It was Twenty Years Ago Today

Unless you have been living under a rock I guess the media deluge has made it clear that it was twenty years ago on November ninth that the Berlin Wall fell. Wow. Without a doubt the most momentous and important event that I have lived through. Not at all on the topic of this blog, but important enough to write some personal recollections about.

The silly thing is that I don’t have a strong recollection of it. My most vibrant memory from that tumultuous Fall is from December, as we saw tanks roll through the streets of Bucharest on TV. I saw it on the American Armed Forces Network, to be precise, a night on the base with my friends from Keflavík Naval Air Station, also known to the Icelanders as “the base”. This was during the year I lived in Iceland, and went to school on the AT Mahan High School on NAS Keflavik. Sometimes I would sleep over on the base with some friends, despite being a “neutral” (non-NATO). But I digress…

The impact of the wall coming down was felt much more clearly the next year, when me and some friends drove down to Berlin. The wall was gone, but the space it had left was still there. The trade in East Bloc memorabilia was rampant, and we had several East German military caps and some cool medals with us as we drove home. Indeed, for the next few years, East Bloc and Soviet stuff was all the rage.  I actually found the cap when we cleaned out some boxes of old memorabilia the other week, guess it was fate. Or just coincidence.

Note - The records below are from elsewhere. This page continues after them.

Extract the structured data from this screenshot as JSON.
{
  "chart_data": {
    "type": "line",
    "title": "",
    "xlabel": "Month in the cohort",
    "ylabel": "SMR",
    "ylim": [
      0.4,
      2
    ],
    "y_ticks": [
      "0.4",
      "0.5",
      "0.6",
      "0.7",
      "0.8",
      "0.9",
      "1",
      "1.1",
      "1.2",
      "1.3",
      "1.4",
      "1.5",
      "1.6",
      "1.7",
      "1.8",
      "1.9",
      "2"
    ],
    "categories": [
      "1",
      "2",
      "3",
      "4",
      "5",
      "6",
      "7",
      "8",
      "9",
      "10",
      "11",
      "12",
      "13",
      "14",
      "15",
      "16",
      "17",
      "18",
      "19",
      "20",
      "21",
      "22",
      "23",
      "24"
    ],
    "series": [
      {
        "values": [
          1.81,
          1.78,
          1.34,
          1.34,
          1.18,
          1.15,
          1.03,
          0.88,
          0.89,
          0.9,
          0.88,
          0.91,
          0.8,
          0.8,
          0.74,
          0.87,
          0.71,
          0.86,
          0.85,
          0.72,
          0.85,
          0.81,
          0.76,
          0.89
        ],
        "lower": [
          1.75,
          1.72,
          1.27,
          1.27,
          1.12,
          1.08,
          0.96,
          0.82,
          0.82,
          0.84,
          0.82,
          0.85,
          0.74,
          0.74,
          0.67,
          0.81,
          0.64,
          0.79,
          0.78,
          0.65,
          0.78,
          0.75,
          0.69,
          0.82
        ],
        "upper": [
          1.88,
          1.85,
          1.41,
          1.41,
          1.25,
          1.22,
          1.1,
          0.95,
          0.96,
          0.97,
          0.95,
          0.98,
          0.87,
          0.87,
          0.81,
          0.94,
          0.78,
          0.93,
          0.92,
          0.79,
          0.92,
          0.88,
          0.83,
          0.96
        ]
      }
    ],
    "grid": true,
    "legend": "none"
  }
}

It feels strange to know that the freshmen in university this year were not even born then. They have no memory of the cold war, and newspaper articles carry sidebars about “this was the DDR”… to the youngsters of today, DDR means dual-data-rate RAM, not the Deutsche Demokratische Republik.

1989 was also the year that I got my first Macintosh. An SE, with a 8 MHz 68000 processor and 2 MB of RAM, and 20 MB of HDD. It is dizzying to compare it with the machine I have at home today, a cheap Core i7 Dell. The processor is probably around 2000 times faster (300x clock, and at least 6x more efficient per clock), the memory is 4000 times bigger, the HDD 30000 times larger. Still, it does not feel as magic as that first Macintosh did… The next year, I got myself an SE/30, with a 16 MHz 68030 and an 68882 math co-processor. Screaming machine at the time, total clunker by today’s standards.

Finally, what other big events have I seen, events that you can peg a date and a memory on? The second biggest one is the killing of Olof Palme on Feb 28, 1986. Then we have “September 11” which was quite a shock. Chernobyl. U137. I have no personal relationship to the other two big recent disasters of Sweden, the Estonia disaster and the Thailand Tsunami, but they could have counted otherwise.

Still, the end of the cold war is a big deal, and the way in which it opened up Europe to what it is today.

One thought on “It was Twenty Years Ago Today”

  1. I still chuckle at “DDR memory”. Just a few days ago I read a whitepaper on memory technology, which had a heading I laughed out loud when reading. It was

    “Why new DDR technology isn’t always better”

    The only memory I have of actual DDR technology is an old green electric handmixer which my parents had. It was very simple and reliable and did it’s job very well. I guess it proves the point of the chapter heading.

    The wall now seems completely absurd, but growing up I just took it for granted and didn’t think very much of it. Perhaps the border between the Koreas will seem just as absurd in the future.